4. Nell’intervallo mi siedo stremato dal gran caldo, parlo con la Vale e gli amici e leggo la fanzine autoprodotta dai ragazzi di “A sostegno di un ideale”. Quando le squadre rientrano in campo il tifo non si è ancora organizzato e ci impiega un po’ prima di ricominciare. Nel secondo tempo mi concentro più sulla partita in attesa di un gol dell’Unione che ci regalerebbe tre punti importantissimi per la nostra classifica. Tuttavia a parte uno sterile assedio alla porta avversaria la squadra dimostra il suo momento negativo e soprattutto un sensibile calo fisico. Tra un coro e l’altro impreco contro alcuni giocatori, in particolare contro “l’acquisto di gennaio” Cocco che a dieci minuti dalla fine viene finalmente sostituito. Alla sua uscita viene giustamente fischiato dai “vecchietti” dei distinti; lui risponde con un provocatorio applauso. Il suo sostituto, Momentè, altro “acquisto di gennaio” in dieci minuti riesce a sbagliare quasi tutti i passaggi e si mangia un gol quasi a porta vuota. E nonostante il caldo torrido, la Pro Sesto ci fa venire i “brividi” con alcuni contropiedi che con altri avversari ci sarebbero costati sicuramente la sconfitta. Poi quando al quarto minuto di recupero Moro butta fuori di testa l’ultimissima occasione, l’arbitro fischia la fine dell’incontro. I giocatori dell’Unione cadono a terra stremati e delusi.
Nonostante il risultato, come in altre occasioni, chiediamo alla squadra di venire sotto il settore ma solo pochi di loro vengono a ricevere applausi e sostegno.
Epilogo
Mentre ricominciano i cori contro la legge Amato, ci avviamo sconsolati verso l’uscita. Mi fermo un attimo soltanto per ascoltare gli altri risultati del nostro girone. La gente sfolla delusa e convinta che sarà difficile raggiungere i play-off, visto il calo fisico della squadra rispetto ai primi mesi di campionato. Mentre ci avviamo a piedi verso Rialto per bere uno spritz in compagnia, esprimo tutto il mio disappunto e i miei compagni di viaggio fanno fatica a rincuorarmi. La Vale sostiene che comunque vada bisogna rimanere vicini alla squadra; le do ragione e intoniamo insieme “Noi non ti lasceremo mai/ noi non ti lasceremo mai/ al tuo fianco sempre noi sarem/ Veneziamestre alè”.
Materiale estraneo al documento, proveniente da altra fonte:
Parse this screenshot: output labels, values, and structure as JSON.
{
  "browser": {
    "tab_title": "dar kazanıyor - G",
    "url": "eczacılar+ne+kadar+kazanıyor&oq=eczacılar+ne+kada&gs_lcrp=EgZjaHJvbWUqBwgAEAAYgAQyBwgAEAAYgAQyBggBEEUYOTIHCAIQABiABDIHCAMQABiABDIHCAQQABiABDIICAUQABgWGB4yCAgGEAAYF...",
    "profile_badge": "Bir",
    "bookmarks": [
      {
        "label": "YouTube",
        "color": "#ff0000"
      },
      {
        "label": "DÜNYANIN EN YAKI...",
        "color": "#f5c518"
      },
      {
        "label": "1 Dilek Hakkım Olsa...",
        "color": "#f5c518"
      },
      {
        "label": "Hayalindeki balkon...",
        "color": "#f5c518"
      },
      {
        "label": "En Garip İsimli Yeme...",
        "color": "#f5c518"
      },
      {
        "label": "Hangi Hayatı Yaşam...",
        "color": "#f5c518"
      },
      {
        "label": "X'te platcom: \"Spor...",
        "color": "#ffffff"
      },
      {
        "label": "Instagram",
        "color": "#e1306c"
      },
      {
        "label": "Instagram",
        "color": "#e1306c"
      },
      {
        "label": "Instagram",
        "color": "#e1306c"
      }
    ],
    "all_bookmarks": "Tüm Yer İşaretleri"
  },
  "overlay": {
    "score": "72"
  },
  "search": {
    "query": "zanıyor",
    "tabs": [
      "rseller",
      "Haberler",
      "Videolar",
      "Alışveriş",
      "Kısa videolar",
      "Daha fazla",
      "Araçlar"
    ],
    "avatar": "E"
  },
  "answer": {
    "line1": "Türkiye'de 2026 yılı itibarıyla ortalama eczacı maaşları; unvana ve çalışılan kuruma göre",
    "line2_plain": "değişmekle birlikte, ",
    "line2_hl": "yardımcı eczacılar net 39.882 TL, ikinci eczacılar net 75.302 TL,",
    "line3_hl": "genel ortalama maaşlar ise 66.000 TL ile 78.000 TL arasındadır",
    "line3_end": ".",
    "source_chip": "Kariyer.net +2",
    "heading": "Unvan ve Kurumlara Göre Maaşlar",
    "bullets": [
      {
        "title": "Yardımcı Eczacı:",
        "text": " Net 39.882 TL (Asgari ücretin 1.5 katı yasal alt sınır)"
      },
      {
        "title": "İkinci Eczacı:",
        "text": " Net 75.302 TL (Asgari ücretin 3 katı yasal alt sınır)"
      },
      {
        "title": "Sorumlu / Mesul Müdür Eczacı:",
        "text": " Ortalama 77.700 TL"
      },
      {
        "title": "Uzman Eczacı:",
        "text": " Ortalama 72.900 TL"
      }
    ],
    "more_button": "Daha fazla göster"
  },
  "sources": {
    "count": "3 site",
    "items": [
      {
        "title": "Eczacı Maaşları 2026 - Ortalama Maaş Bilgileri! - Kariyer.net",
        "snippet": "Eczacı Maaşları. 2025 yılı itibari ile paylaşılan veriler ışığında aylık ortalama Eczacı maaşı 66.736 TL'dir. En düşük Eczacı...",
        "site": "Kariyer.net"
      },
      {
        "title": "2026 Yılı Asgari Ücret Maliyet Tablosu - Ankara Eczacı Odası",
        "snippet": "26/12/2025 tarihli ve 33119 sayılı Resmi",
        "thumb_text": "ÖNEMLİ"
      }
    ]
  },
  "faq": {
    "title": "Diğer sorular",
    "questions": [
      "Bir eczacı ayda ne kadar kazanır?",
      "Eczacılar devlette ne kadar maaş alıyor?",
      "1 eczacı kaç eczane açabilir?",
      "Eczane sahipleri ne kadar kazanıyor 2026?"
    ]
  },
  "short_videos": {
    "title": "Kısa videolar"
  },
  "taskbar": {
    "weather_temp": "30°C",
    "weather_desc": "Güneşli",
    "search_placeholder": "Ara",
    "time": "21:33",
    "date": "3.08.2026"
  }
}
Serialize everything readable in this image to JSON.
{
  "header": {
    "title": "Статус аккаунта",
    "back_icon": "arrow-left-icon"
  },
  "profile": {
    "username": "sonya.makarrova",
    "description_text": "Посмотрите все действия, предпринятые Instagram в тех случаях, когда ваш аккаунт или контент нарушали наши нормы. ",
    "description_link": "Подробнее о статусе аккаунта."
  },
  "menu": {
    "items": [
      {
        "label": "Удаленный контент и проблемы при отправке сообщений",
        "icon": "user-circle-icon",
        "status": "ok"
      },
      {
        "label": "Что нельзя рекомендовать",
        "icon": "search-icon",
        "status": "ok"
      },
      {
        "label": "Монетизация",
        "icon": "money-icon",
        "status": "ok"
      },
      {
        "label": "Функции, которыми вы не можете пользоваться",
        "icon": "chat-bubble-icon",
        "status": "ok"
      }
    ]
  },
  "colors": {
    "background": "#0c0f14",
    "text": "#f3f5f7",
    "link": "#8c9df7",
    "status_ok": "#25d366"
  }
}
Questa domenica è andata così. Certo abbiamo passato una bella giornata e ci siamo un po’ abbronzati. Ma torniamo a casa con l’Unione che si allontana sempre più dai play-off, con la consapevolezza che questa nuova legge invece di frenare la violenza la istiga, grazie anche a certi atteggiamenti della polizia; e con la consapevolezza che i padovani “gufano” proprio bene.